Avions de combat

L’armée dépensera 800 millions pour faire le joint aérien

Dans un premier temps, les F/A-18 et les F-5 Tiger seront adaptés pour continuer à voler quelques années. Quant au nouvel appareil, il sera choisi en 2020

Les F-5 Tiger n’iront pas tous au rebut en 2018 comme prévu. Dans l’attente de l’achat de leur successeur, processus qui prendra encore plusieurs années, ils continueront de rendre quelques menus services. C’est ce qu’annonce le conseiller fédéral Guy Parmelin lundi, qui s’appuie sur le rapport intermédiaire du groupe d’experts constitué à la suite du refus populaire d’acheter des Gripen suédois en 2014.

Guy Parmelin annonce que le choix d'un nouvel avion de combat sera en principe fait en 2020, mais les options sont limitées: la partie se jouera a priori entre le F-35 américain, le Gripen dans sa nouvelle version E, voire des avions du genre Eurofighter loués ou, si la France le propose, le Rafale. Le groupe d’experts mandaté pour préparer le terrain livrera ses conclusions au printemps 2017. Une première tranche d’appareils figurera dans le programme d’armement 2022 et une seconde tranche cinq ans plus tard. Les premières livraisons sont prévues dès 2025.
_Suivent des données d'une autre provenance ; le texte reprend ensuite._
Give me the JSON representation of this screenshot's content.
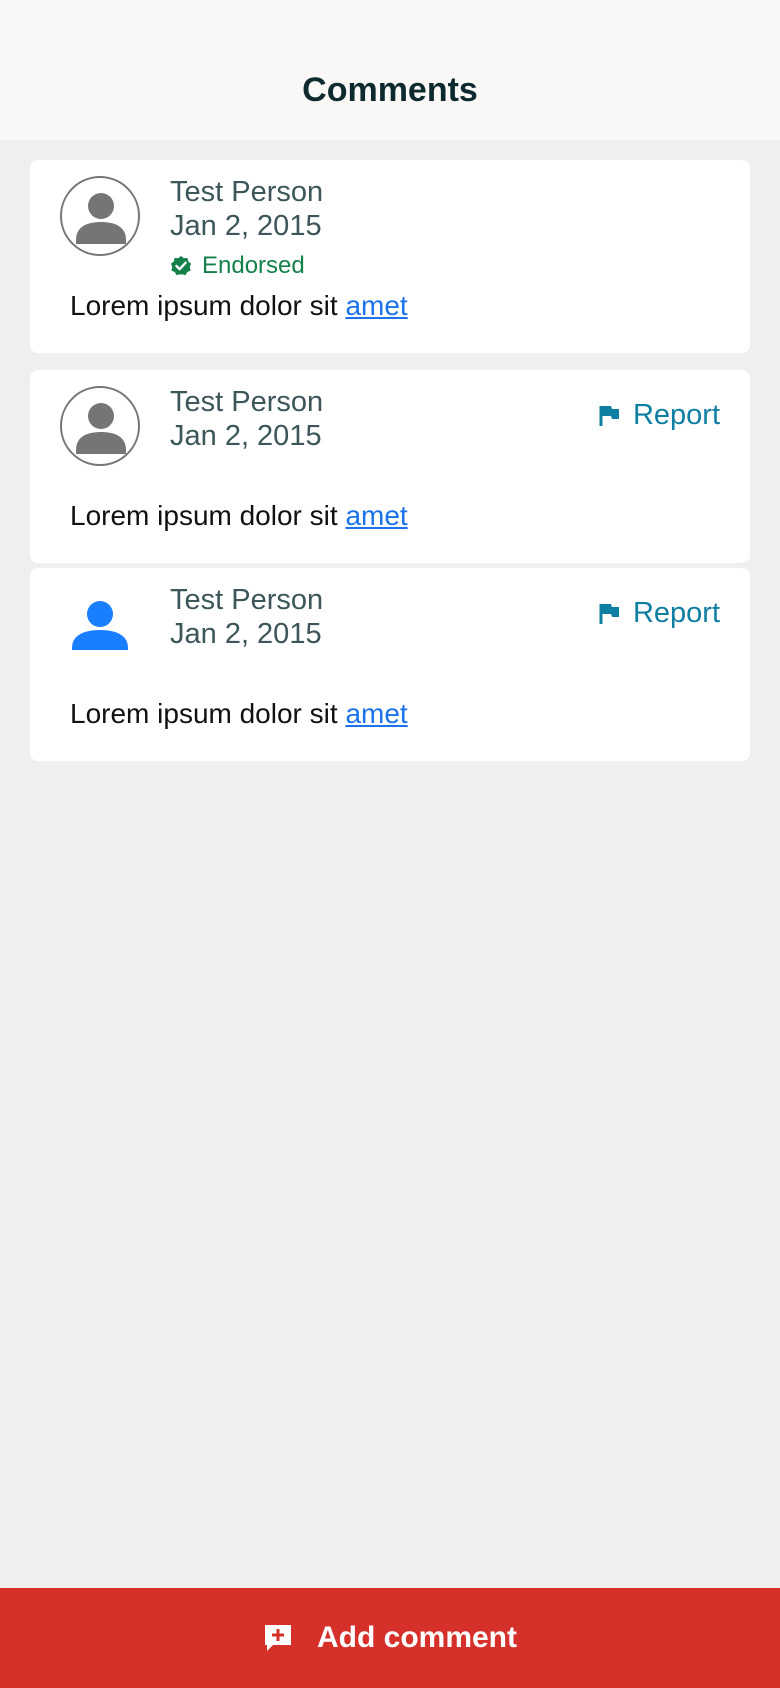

Cela signifie que l’armée suisse va devoir se contenter pendant encore quelques années des F/A-18, dont elle possède encore 30 des 34 unités achetées dans les années 90, et des vieux F-5 Tiger, acquis entre 1976 et 1981. Dans l’immédiat, Guy Parmelin compte demander un crédit global de 10 millions pour l’étude de projets, essais et préparatifs d’achats (EEP, dans le jargon militaire) en prévision de l’acquisition de leur remplaçant. Cette somme sera incluse dans le message sur l’armée 2017, annonce-t-il dans le rapport intermédiaire.

Pas de drones ou d’avions sans pilote

En parallèle, il compte examiner la prolongation de la durée de vie des 30 F/A-18 restants. L’objectif est de leur permettre d’atteindre 6000 heures de vol, soit 1000 de plus que prévu. Les mesures de rééquipement envisagées sont estimées à 490 millions au maximum.

Enfin, il étudie aussi le maintien partiel de la flotte des F-5 Tiger au-delà de la fin de l'année, date initialement prévue pour leur mise au rebut. L’armée en possède 53 exemplaires, dont 31 sont toujours en service. Il envisage d’en conserver 26 pour un coût de 30 millions par année et cela jusqu'en 2025, soit environ 300 millions. Malgré leurs possibilités d’engagement limitées, ces appareils peuvent encore rendre service jusqu’à ce que le futur avion qui les remplacera soit opérationnel, juge le groupe d’experts. Ils ne sont plus en état d’assurer les tâches de police aérienne, mais on leur confiera des missions secondaires telles que le rôle de cibles ou d’agresseurs dans des entraînements de combat, des vols d’essais ou des missions de surveillance de la radioactivité de l’air. Cela permettra de concentrer l’utilisation des F/A-18 sur des tâches plus essentielles.

Ces trois mesures sont jugées urgentes. Celles qui concernent les F/A-18 et les F-5 seront insérées dans le message sur l’armée 2018. Le rapport intermédiaire exclut de remplacer les anciens jets de combat par des appareils sans pilote ou des drones.